Thought this was a chad thing to do at the time to piss off the boyfriend. I was wrong. The boy got up from kissing her on the couch and stood up to look me dead in the eyes.

“Let’s go for pizza”.

Then scary enough, it did happen and the girl was at home on the couch crying. We discussed everything at the table eating pizza.

“what’s your name?” the boy asked.

“Dante, yours?”

“Kevin”

“So how long have you been with her?” Kevin, with a pensive mood queried.

“Three or like two months, what about you?”

“Couple weeks bro, wanted to know where that money came from, I guess it was from you probably since she doesn’t work”

“yep”

Then we kept bickering the girl all through the night.

“So, what do you do for your side job?” Kevin calmly but nervously asked.

“I play music on fiverr and also do shows”

“that’s so cool why do you need a girlfriend for? You literally have something everyone wants”
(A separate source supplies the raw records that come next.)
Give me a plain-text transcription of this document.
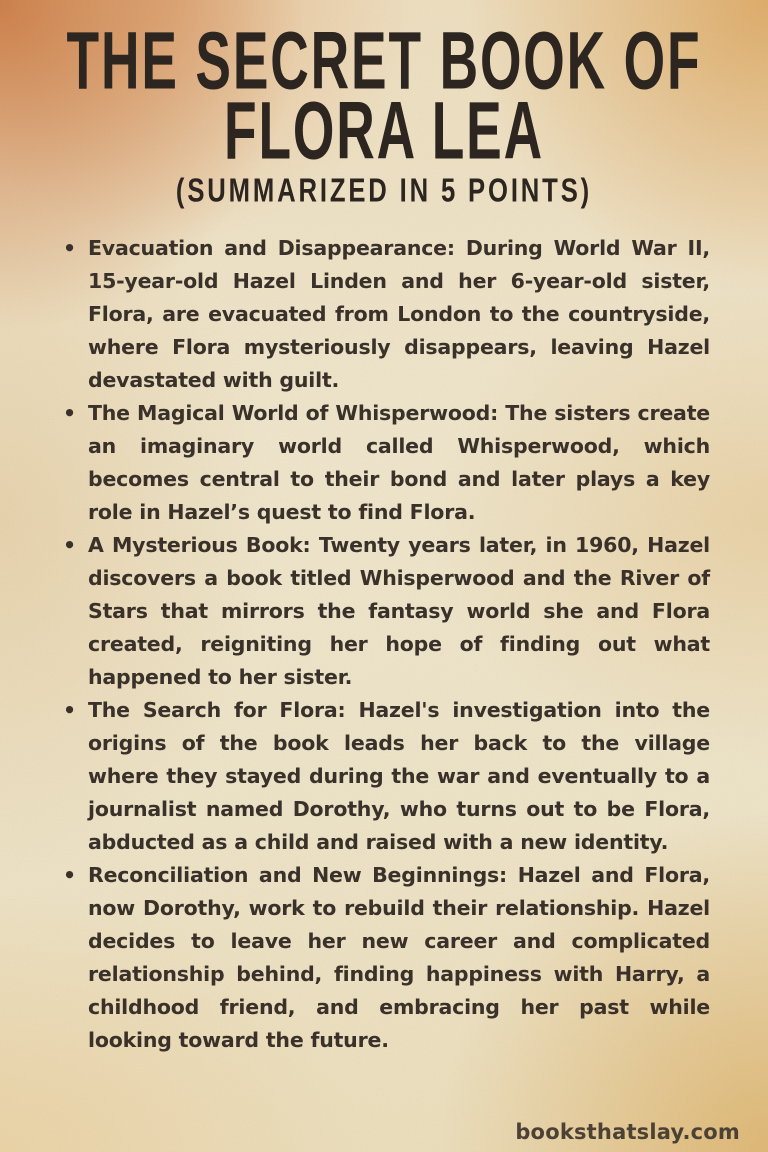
THE SECRET BOOK OF
FLORA LEA
(SUMMARIZED IN 5 POINTS)
• Evacuation and Disappearance: During World War II, 15-year-old Hazel Linden and her 6-year-old sister, Flora, are evacuated from London to the countryside, where Flora mysteriously disappears, leaving Hazel devastated with guilt.
• The Magical World of Whisperwood: The sisters create an imaginary world called Whisperwood, which becomes central to their bond and later plays a key role in Hazel’s quest to find Flora.
• A Mysterious Book: Twenty years later, in 1960, Hazel discovers a book titled Whisperwood and the River of Stars that mirrors the fantasy world she and Flora created, reigniting her hope of finding out what happened to her sister.
• The Search for Flora: Hazel's investigation into the origins of the book leads her back to the village where they stayed during the war and eventually to a journalist named Dorothy, who turns out to be Flora, abducted as a child and raised with a new identity.
• Reconciliation and New Beginnings: Hazel and Flora, now Dorothy, work to rebuild their relationship. Hazel decides to leave her new career and complicated relationship behind, finding happiness with Harry, a childhood friend, and embracing her past while looking toward the future.
booksthatslay.com
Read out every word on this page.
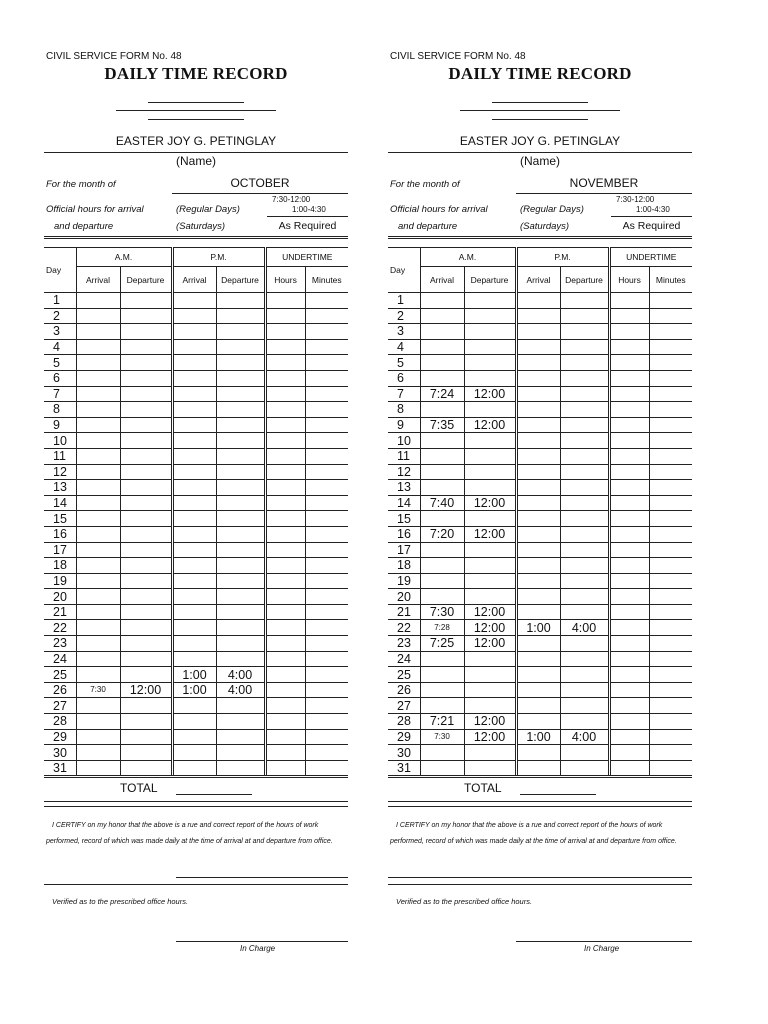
CIVIL SERVICE FORM No. 48
DAILY TIME RECORD
EASTER JOY G. PETINGLAY
(Name)
For the month of	OCTOBER
Official hours for arrival
and departure
(Regular Days)
(Saturdays)
7:30-12:00
1:00-4:30
As Required
Day	A.M.		P.M.		UNDERTIME	
	Arrival	Departure	Arrival	Departure	Hours	Minutes
1						
2						
3						
4						
5						
6						
7						
8						
9						
10						
11						
12						
13						
14						
15						
16						
17						
18						
19						
20						
21						
22						
23						
24						
25			1:00	4:00		
26	7:30	12:00	1:00	4:00		
27						
28						
29						
30						
31						
TOTAL

I CERTIFY on my honor that the above is a rue and correct report of the hours of work performed, record of which was made daily at the time of arrival at and departure from office.

Verified as to the prescribed office hours.
In Charge
CIVIL SERVICE FORM No. 48
DAILY TIME RECORD
EASTER JOY G. PETINGLAY
(Name)
For the month of	NOVEMBER
Official hours for arrival
and departure
(Regular Days)
(Saturdays)
7:30-12:00
1:00-4:30
As Required
Day	A.M.		P.M.		UNDERTIME	
	Arrival	Departure	Arrival	Departure	Hours	Minutes
1						
2						
3						
4						
5						
6						
7	7:24	12:00				
8						
9	7:35	12:00				
10						
11						
12						
13						
14	7:40	12:00				
15						
16	7:20	12:00				
17						
18						
19						
20						
21	7:30	12:00				
22	7:28	12:00	1:00	4:00		
23	7:25	12:00				
24						
25						
26						
27						
28	7:21	12:00				
29	7:30	12:00	1:00	4:00		
30						
31						
TOTAL

I CERTIFY on my honor that the above is a rue and correct report of the hours of work performed, record of which was made daily at the time of arrival at and departure from office.

Verified as to the prescribed office hours.
In Charge
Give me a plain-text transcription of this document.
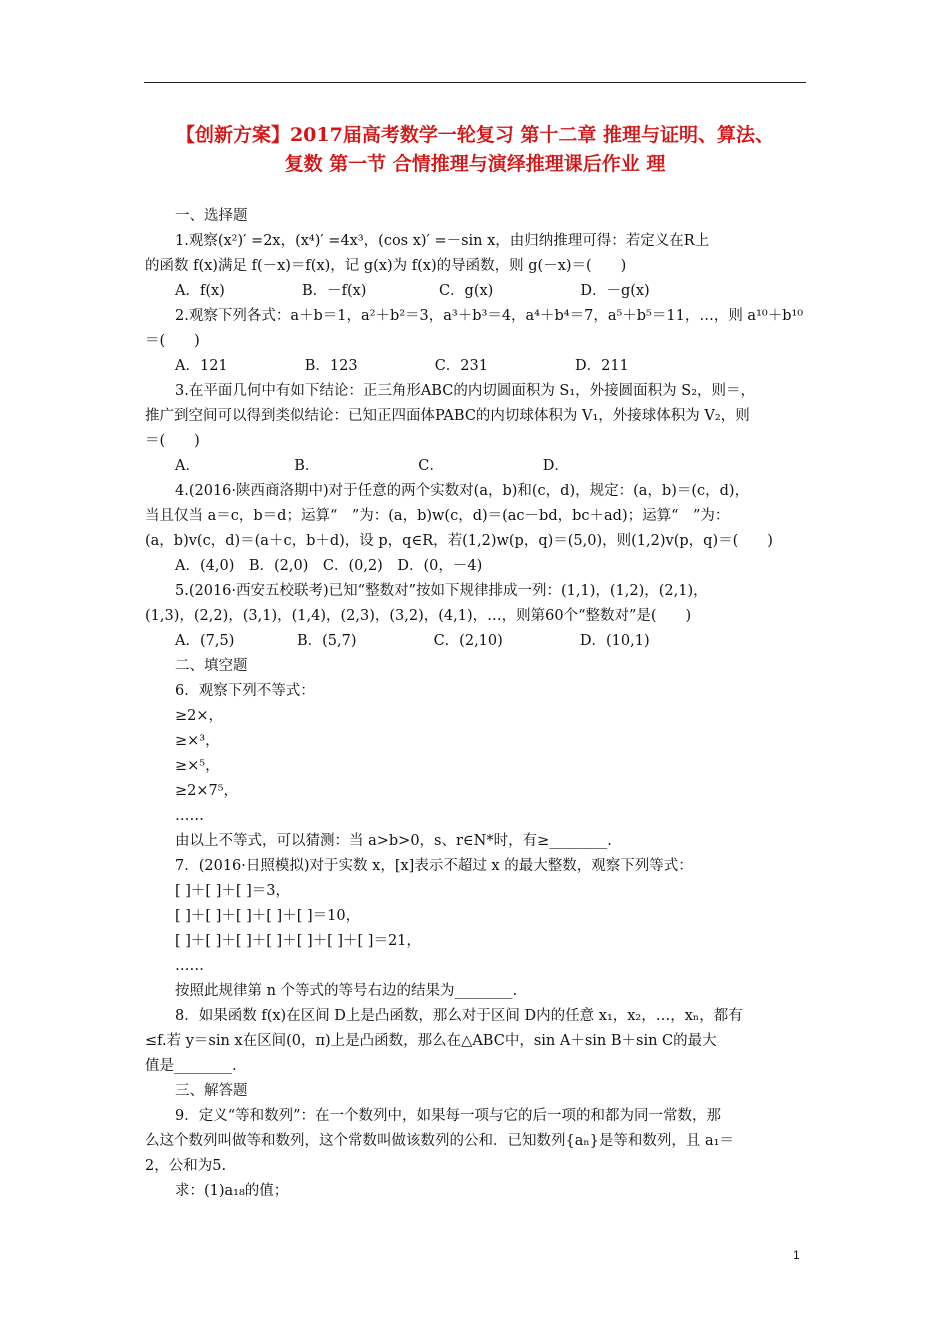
【创新方案】2017届高考数学一轮复习 第十二章 推理与证明、算法、
复数 第一节 合情推理与演绎推理课后作业 理
一、选择题
1.观察(x²)′ =2x，(x⁴)′ =4x³，(cos x)′ =－sin x，由归纳推理可得：若定义在R上
的函数 f(x)满足 f(－x)＝f(x)，记 g(x)为 f(x)的导函数，则 g(－x)＝(　　)
A．f(x)　　　　　 B．－f(x)　　　　　C．g(x)　　　　　　D．－g(x)
2.观察下列各式：a＋b＝1，a²＋b²＝3，a³＋b³＝4，a⁴＋b⁴＝7，a⁵＋b⁵＝11，…，则 a¹⁰＋b¹⁰
＝(　　)
A．121　　　　　 B．123　　　　　 C．231　　　　　　D．211
3.在平面几何中有如下结论：正三角形ABC的内切圆面积为 S₁，外接圆面积为 S₂，则＝，
推广到空间可以得到类似结论：已知正四面体PABC的内切球体积为 V₁，外接球体积为 V₂，则
＝(　　)
A．　　　　　　　B．　　　　　　　 C．　　　　　　　 D．
4.(2016·陕西商洛期中)对于任意的两个实数对(a，b)和(c，d)，规定：(a，b)＝(c，d)，
当且仅当 a＝c，b＝d；运算“　”为：(a，b)w(c，d)＝(ac－bd，bc＋ad)；运算“　”为：
(a，b)v(c，d)＝(a＋c，b＋d)，设 p，q∈R，若(1,2)w(p，q)＝(5,0)，则(1,2)v(p，q)＝(　　)
A．(4,0)　B．(2,0)　C．(0,2)　D．(0，－4)
5.(2016·西安五校联考)已知“整数对”按如下规律排成一列：(1,1)，(1,2)，(2,1)，
(1,3)，(2,2)，(3,1)，(1,4)，(2,3)，(3,2)，(4,1)，…，则第60个“整数对”是(　　)
A．(7,5)　　　　 B．(5,7)　　　　　 C．(2,10)　　　　　 D．(10,1)
二、填空题
6．观察下列不等式：
≥2×，
≥×³，
≥×⁵，
≥2×7⁵，
……
由以上不等式，可以猜测：当 a>b>0，s、r∈N*时，有≥________.
7．(2016·日照模拟)对于实数 x，[x]表示不超过 x 的最大整数，观察下列等式：
[ ]＋[ ]＋[ ]＝3，
[ ]＋[ ]＋[ ]＋[ ]＋[ ]＝10，
[ ]＋[ ]＋[ ]＋[ ]＋[ ]＋[ ]＋[ ]＝21，
……
按照此规律第 n 个等式的等号右边的结果为________.
8．如果函数 f(x)在区间 D上是凸函数，那么对于区间 D内的任意 x₁，x₂，…，xₙ，都有
≤f.若 y＝sin x在区间(0，π)上是凸函数，那么在△ABC中，sin A＋sin B＋sin C的最大
值是________.
三、解答题
9．定义“等和数列”：在一个数列中，如果每一项与它的后一项的和都为同一常数，那
么这个数列叫做等和数列，这个常数叫做该数列的公和．已知数列{aₙ}是等和数列，且 a₁＝
2，公和为5.
求：(1)a₁₈的值；
1
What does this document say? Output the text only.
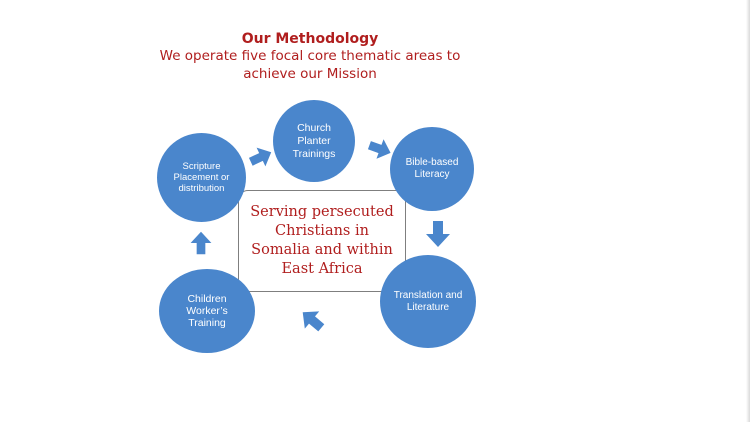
Our Methodology
We operate five focal core thematic areas to
achieve our Mission
Serving persecuted
Christians in
Somalia and within
East Africa
Church
Planter
Trainings
Bible-based
Literacy
Translation and
Literature
Children
Worker’s
Training
Scripture
Placement or
distribution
“Because, she looked like my mom”

“Your mom?”

“Yeah, she’s dead”

“Oh, sorry I didn’t know...”

“It’s okay”

“Let me give you advice as a newly found friend, even if they look like a person, you knew it doesn’t mean they will never have the same personality. If you trying to seek out something from that girl, you are dead wrong. Play your music not for her, your mother, but for everyone. Not only for people that you know, play for people that lost their mothers, fathers, brothers, sisters, aunts and uncles. You get the point. There is so much more in life other than a face to follow and you should understand that by now. You have attractive looks that could get you laid any day of the week. Nothing you do would bring her back just enjoy the memories.”

“I understand.”

Well, the laid part was a damn lie.

We still are friends up to this day, well when I was alive but he is now useless in this flashback. At the age of 20 my career started off. My first big hit, “Death brings you under my wing” went viral.

(“If that’s an actual song didn’t mean for copywrite”)

I was swarmed with investors and producers. My name just got bigger and bigger. As well as my fans and haters.

But your question might be. Why isn’t he happy? Isn’t fame a good thing?

We'll let me tell you this it isn’t. There is no personal space for me if I go outdoors. I have to cover up like every day is winter to enjoy a walk without getting camera into my face or posing to take a picture with someone.

Everything just sucks. At least in my head.

Well, the food tastes good at functions and parties but that’s about it.

Then I died at the age of 24. Short life, isn't it?

Hope you enjoyed these sections of my life, it's really the most major things that happened to me, before I died a clumsy and disastrous death.